He added: "Security risks rise in businesses because many employees adopt "my way" work lifestyles in which their devices, work and online behavior mix with their personal lives virtually anywhere - in the office, at home and everywhere in between. The business security implications of this "consumerization" trend are magnified by a second set of findings from the Cisco Connected World Technology Report (CCWTR), which provides insight into the attitudes of the world's next generation of workers, Generation Y."

According to the study, most Generation Y employees believe the age of privacy is over (91 percent), but one-third say that they are not worried about all the data that is stored and captured about them.

They are willing to sacrifice personal information for socialization online.
In fact, more Generation Y workers globally said they felt more comfortable sharing personal information with retail sites than with their own employers' IT departments - departments that are paid to protect employee identities and devices.

As Generation Y graduates from college and enters the workforce in greater numbers, they test corporate cultures and policies with expectations of social media freedom, device choice, and mobile lifestyles that the generations before them never demanded.

"Generation Y is constantly checking social media, e-mail and text updates, whether it's in bed (3 of 4 surveyed globally), at the dinner table (almost half), in the bathroom (1 of 3), or driving (1 of 5).

That lifestyle is entering work environments in greater numbers, spotlighting the future of work and how companies must consider competing for the next wave of talent. Unfortunately, what the security studies show is the next-generation workforce's lifestyles are also introducing security challenges that companies have never had to address on this scale," he said.

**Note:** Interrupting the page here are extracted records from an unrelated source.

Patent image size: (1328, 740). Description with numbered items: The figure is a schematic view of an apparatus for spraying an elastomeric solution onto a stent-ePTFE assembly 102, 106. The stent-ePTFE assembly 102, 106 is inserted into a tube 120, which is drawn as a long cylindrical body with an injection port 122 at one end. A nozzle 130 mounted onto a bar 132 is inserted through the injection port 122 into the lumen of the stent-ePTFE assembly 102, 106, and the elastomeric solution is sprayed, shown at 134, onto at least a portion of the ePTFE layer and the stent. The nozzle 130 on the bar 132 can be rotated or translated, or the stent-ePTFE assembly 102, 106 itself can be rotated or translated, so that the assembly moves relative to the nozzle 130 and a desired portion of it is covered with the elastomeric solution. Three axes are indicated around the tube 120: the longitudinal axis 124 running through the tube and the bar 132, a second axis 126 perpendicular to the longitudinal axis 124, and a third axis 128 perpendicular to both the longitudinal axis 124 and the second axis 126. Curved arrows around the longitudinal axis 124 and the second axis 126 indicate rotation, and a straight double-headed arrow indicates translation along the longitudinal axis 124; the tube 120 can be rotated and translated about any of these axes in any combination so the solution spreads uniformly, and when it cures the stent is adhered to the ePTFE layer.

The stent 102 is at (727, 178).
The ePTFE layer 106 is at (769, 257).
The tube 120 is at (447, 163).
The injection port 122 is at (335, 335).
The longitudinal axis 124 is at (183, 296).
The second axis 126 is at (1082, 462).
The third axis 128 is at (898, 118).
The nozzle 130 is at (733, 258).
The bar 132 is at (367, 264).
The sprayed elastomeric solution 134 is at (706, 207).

Statistics issued by Cisco confirm that most Gen Y respondents do not trust websites to protect personal information (75 percent), such as credit card and personal contact details, their lack of confidence does not deter their online behavior, gambling that they will not be compromised.

This puts a large amount of pressure on companies when these individuals take risks online with work devices on corporate networks.

According to the statistics, 57 percent of Gen Y is comfortable with their personal information being used by retailers, social media sites, and other online properties if they will benefit from the experience.

John N. Stewart, senior vice president, chief security officer, Global Government and Corporate Security, Cisco, confirmed that each year, the security threats and defenses change as a result of one another.

"The Cisco Annual Security Report is our expert research, highlighting global threat patterns and trends. When combined with findings from the Cisco Connected World Technology Report and how the next-generation workforce views security, there are unique, troubling and informative correlations and conclusions.

Today, we live a blended work-personal life.

The hackers know this, and the security threats that we encounter online such as embedded Web malware while visiting popular destinations like search engines, retailers, social media sites and smart phone/tablet apps no longer threaten only the individual; they threaten our organizations by default.
This year's ASR highlights this and other trends while providing the hard data, and ideas, for how we should be approaching security today."

According Cisco's fact sheet, In 2012, there was significant change in the global landscape of where users encountered Web malware.

China dropped from being the second-most malware-stricken country in 2011 to the sixth spot last year.

Scandinavian countries, such as Denmark and Sweden, experienced greater numbers of Web malware encounters, climbing the world ranking to the third and fourth spots, respectively.

The US retained the top spot with 33 percent of the world's Web malware encounters.